Using Aerial Imagery as Training Data

By Aaron Bianchi
Aug 6, 2021

Numerous industries use satellite and aerial imagery to apply machine learning to business and social problem sets. This is a particular strength for DDD given our experience in geospatial and aerial use cases in insurance, transportation, meteorology, environmental protection, agriculture, law enforcement, national security, remote delivery, and traffic management.

This experience has taught us a great deal about the challenges and pitfalls associated with aerial image segmentation. We aired a webinar on this subject, and you can view the recording on-demand. Our goal is to deliver a hands-on guide to overcoming these challenges.

  1. Price of failure. Consider the cost of inadequately or incorrectly training an algorithm to evaluate geospatial or aerial images. Say the project is agricultural. Can you imagine the impact of incorrectly identifying crop disease or inadequate irrigation? Or say the project is military. What are the potential costs of misidentifying an elementary school as an army barracks? You need to include the expected cost of this kind of failure into your DIY vs outsource equation.

  2. Workforce. Aerial and geospatial images are often very large and very detailed, meaning that a large workforce of labelers is required to generate sufficient volumes of training data in a timely fashion. In our experience, most data science teams don’t have access to an in-house workforce big enough to meet their training data demands. This lack of a workforce is one of the principal drivers of seeking a training data partner.

  3. Data volumes. Keep in mind that you may be able to support in-house data preparation for an initial, simple use case, but in your quest for greater levels of model confidence, you will have to train your algorithm on additional use cases, and eventually edge cases. You may be able to generate enough data in-house to train an algorithm to land a delivery drone on a simple graphical market, but what does it take to distinguish between a leaf on the marker and a three-year-old child? Each additional use case requires at least as much training data as the first one, and rarely-occurring edge cases may require significantly more data. This dramatically compounds your workforce requirements, a discovery that many data science teams make late in their projects when budgets are dwindling and deadlines are imminent.

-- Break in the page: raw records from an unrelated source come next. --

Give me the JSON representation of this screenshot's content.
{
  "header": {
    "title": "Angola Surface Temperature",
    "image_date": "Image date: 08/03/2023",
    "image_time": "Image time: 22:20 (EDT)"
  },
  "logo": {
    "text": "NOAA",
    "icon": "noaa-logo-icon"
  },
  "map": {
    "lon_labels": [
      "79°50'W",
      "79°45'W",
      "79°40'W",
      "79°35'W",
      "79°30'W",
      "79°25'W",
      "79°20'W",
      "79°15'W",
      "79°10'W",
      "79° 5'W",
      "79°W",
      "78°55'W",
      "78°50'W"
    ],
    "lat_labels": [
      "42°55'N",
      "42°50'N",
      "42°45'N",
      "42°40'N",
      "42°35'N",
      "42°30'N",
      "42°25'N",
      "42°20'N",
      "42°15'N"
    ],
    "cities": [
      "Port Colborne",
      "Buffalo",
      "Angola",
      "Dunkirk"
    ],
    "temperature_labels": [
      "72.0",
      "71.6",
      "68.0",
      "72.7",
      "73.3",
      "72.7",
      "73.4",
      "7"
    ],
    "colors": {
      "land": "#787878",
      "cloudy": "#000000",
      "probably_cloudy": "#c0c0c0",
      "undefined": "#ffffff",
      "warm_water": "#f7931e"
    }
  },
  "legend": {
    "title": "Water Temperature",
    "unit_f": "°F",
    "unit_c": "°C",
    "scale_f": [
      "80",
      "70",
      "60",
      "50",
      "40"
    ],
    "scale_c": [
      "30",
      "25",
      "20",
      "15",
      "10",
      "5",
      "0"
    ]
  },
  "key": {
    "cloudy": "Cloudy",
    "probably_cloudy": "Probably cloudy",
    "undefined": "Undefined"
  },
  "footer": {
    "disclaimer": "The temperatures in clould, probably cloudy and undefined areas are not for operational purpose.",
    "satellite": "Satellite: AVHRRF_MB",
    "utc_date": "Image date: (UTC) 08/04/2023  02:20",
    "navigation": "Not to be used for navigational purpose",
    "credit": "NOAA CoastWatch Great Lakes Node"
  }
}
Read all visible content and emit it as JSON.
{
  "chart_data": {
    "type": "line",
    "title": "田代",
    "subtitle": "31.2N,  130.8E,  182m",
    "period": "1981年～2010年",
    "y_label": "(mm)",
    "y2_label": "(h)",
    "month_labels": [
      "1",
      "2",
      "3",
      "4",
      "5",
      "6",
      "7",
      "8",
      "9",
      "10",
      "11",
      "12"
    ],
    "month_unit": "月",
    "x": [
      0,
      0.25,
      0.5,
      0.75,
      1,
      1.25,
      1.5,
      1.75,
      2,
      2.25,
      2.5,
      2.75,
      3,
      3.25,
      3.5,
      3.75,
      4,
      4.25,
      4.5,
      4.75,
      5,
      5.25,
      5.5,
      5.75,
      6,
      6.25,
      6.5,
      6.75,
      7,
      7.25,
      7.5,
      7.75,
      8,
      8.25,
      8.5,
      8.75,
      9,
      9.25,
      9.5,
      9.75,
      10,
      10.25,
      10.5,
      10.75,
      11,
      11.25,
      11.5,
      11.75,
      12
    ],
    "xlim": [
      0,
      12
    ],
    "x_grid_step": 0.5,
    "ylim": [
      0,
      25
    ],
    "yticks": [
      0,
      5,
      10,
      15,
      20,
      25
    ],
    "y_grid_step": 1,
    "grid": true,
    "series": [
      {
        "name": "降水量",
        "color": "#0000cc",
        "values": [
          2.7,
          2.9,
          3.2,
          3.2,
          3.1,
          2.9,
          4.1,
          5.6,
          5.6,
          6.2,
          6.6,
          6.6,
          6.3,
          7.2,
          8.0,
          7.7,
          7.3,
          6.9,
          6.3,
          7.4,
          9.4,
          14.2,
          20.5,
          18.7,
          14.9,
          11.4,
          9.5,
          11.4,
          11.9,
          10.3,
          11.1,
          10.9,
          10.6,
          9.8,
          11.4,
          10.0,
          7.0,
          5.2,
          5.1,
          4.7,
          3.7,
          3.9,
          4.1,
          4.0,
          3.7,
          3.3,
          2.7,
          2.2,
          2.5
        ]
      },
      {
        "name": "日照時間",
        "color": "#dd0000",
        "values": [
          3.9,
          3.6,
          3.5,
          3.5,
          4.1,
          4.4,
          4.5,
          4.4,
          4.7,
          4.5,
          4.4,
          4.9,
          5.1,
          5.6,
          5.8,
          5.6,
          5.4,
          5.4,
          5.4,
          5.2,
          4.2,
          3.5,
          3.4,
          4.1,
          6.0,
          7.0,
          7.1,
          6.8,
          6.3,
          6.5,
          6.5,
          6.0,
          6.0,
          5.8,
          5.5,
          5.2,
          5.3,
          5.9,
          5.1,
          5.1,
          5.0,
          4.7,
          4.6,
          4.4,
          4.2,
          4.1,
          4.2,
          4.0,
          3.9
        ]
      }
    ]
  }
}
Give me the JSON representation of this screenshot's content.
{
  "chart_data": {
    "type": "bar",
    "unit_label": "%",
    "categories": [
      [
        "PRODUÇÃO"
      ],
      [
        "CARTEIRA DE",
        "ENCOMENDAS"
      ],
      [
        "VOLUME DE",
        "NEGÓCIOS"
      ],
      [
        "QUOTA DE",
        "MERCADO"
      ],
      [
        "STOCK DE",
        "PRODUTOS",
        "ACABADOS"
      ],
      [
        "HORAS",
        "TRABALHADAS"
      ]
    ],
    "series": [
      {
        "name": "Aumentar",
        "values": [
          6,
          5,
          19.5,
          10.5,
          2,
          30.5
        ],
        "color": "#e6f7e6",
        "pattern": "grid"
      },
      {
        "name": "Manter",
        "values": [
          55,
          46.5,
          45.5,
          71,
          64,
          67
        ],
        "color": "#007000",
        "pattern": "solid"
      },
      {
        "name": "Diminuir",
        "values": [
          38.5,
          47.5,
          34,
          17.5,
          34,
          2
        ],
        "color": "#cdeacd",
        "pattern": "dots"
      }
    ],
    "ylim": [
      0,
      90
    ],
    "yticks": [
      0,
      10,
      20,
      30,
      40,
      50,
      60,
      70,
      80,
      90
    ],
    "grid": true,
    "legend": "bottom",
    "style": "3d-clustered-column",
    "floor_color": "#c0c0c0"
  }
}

  4. Process and tools. Extremely high-resolution images are far too large to assign to a single labeler. But breaking up images, assigning them to multiple labelers, and then reassembling everything coherently introduces issues around worker consistency and process management. Do you have the wherewithal to train consistency into your own workforce? Do you have the technology and process required to track changes to very high numbers of image fragments? Most data science teams don’t.

  5. Specialization. Are you confident that you can define the most efficient tasks required to label your training data? We had a client who wanted us to label every individual tree in enormous hi-res forest images. As it happened, they weren’t interested in tree density; rather, they were trying to detect illegal land clearing. Because we have been preparing training data for decades, we were able to show them a different approach to labeling their images that appropriately trained their algorithm, but at a fraction of the time and cost of their approach.

  6. Focus. Preparing training data for aerial and geospatial systems involves the application of human judgment to nuanced, and sometimes hard to decipher, images. Our own data shows that the longer individuals spend on a particular kind of interpretation the faster and more accurate they do the work. Data science teams that crowdsource their aerial segmentation work do not capture these workforce efficiencies. DDD assigns you a team that stays with you throughout the span of your project, meaning that you capture all the benefits of growing worker efficiency and your effective cost per transaction steadily declines.